Initialement conçue pour les conventions d’entreprises, les salons, les shows mais aussi l’enseignement et la formation, cette méthode de participation s’insère dans le paysage culturel.

À Amsterdam, c’est à la maison Anne Frank que l’on retrouve ce dispositif au travers de l’installation « Free2Choose ». Des écrans diffusent des reportages gravitant autour de la vie d’Anne Frank et sur des sujets de sociétés tels que la clandestinité, la déportation, ou encore le racisme. Le public peut réagir à des questions en relation avec ces vidéos. À vrai dire le résultat importe peu au final, car ce qui est essentiel c’est que le public prenne le temps de réfléchir et d’affirmer son point de vue en votant, puis enfin en réagissant : prise de parole, débat, discussion.

Ce principe de médiation remporte un vif succès auprès d’un public notamment qui n’est pas à l’aise avec le milieu muséal qui peut sembler parfois rigide et prétentieux. Avec le vote, une interaction directe entre le public et le contenu scientifique s’opère. En effet, ici le visiteur devient spectateur, mais aussi acteur. La quête de la réponse ou du choix du scénario permet d’augmenter la satisfaction de l’électeur, il se sent impliqué : il fait l’expérience.

Il est clair que ce procédé fait référence aussitôt à la télé-réalité et ces shows où il faut voter à tout prix pour sauver « son acteur » favori. Mais au-delà de cette référence populaire il est question de l’autonomie du public : tout en restant vigilant sur le fait que le visiteur doit comprendre et pas que s'amuser (car oui l’interactivité des boîtiers décoince la réceptivité du contenu muséal dans un esprit de divertissement), la technologie et la médiation humaine se complètent, permettant une capacité de conceptualisation supérieure aux méthodes traditionnelles (fiches synthétiques, audioguide…)

© The participatory Museum,
 Nina Simon

 

Voter au musée, comme si on le visitait en assumant pleinement ses choix de découvertes, c’est admettre que le musée peut être participatif, peut être accessible à tous tel que le décrit la scénographe américaine Nina Simon dans son ouvrage « The Participatory Museum » : découverte, interaction, participation, collaboration, rencontre.

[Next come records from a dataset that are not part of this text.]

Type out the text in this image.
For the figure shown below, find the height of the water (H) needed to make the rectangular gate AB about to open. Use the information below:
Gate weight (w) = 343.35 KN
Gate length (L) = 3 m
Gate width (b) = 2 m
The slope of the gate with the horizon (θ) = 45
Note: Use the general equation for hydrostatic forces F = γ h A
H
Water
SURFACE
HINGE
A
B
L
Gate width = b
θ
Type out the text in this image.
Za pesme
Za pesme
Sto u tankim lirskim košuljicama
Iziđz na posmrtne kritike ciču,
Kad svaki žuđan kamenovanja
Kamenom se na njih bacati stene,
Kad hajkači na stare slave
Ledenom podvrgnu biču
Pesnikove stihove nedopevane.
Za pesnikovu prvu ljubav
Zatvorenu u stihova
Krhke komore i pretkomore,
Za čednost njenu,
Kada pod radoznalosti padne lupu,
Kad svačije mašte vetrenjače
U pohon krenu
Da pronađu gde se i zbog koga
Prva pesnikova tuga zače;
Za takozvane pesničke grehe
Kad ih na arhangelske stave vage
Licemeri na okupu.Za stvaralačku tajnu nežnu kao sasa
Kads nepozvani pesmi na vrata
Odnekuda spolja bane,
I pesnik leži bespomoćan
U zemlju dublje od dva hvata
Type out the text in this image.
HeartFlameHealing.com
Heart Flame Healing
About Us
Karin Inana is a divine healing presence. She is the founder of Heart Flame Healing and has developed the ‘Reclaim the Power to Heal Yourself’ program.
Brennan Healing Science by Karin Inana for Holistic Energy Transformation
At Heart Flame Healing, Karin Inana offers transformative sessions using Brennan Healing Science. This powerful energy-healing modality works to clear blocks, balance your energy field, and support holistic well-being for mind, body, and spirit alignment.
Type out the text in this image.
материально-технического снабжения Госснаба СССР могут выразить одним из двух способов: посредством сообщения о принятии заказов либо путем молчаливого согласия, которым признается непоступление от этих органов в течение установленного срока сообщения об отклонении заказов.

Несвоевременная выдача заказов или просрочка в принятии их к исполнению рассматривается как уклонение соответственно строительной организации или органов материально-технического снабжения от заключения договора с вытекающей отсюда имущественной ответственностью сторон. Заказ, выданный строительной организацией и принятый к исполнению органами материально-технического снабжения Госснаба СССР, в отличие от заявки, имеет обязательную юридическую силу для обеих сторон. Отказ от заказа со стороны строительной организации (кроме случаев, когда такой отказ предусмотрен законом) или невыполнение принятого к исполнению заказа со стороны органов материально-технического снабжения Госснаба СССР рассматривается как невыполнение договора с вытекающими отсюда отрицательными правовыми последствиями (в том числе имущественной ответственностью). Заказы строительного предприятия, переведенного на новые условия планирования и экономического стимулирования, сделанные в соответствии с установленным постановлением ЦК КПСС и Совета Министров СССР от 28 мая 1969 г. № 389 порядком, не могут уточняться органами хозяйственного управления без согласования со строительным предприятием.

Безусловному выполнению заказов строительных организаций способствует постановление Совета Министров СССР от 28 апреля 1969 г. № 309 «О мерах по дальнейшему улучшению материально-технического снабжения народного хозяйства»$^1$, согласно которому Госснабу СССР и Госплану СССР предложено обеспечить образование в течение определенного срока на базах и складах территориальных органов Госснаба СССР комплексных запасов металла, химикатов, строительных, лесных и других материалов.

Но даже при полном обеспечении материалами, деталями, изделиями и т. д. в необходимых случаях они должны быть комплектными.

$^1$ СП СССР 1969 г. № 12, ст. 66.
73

Bien-sûr le contenu muséal et scientifique est réalisé par des professionnels de la culture, cependant il est livré non pas à tous d’une manière figée, mais de façon ludique permettant à tout à chacun d’y venir pas à pas, selon ses acquis, ses expériences.

Cette relation de proximité et d’implication de la part du public au musée fait écho avec la création des écomusées de George Henry Rivière dans les années 60-70. Car si le public local des écomusées se sent lié avec ce dernier, le power-vote réalise une connexion entre un contenu, des visiteurs et un personnel.

Or, on le sent, ce type de médiation s’adresse particulièrement à un public qui n’a pas tous les codes nécessaires à la réception d’une exposition « classique » et qui n’est pas fidèle à ce loisir culturel. Et c’est tant mieux !  Car les musées malgré leurs efforts souhaitent depuis les années Malraux s’ouvrir à tous, ce qui est loin d’être le cas.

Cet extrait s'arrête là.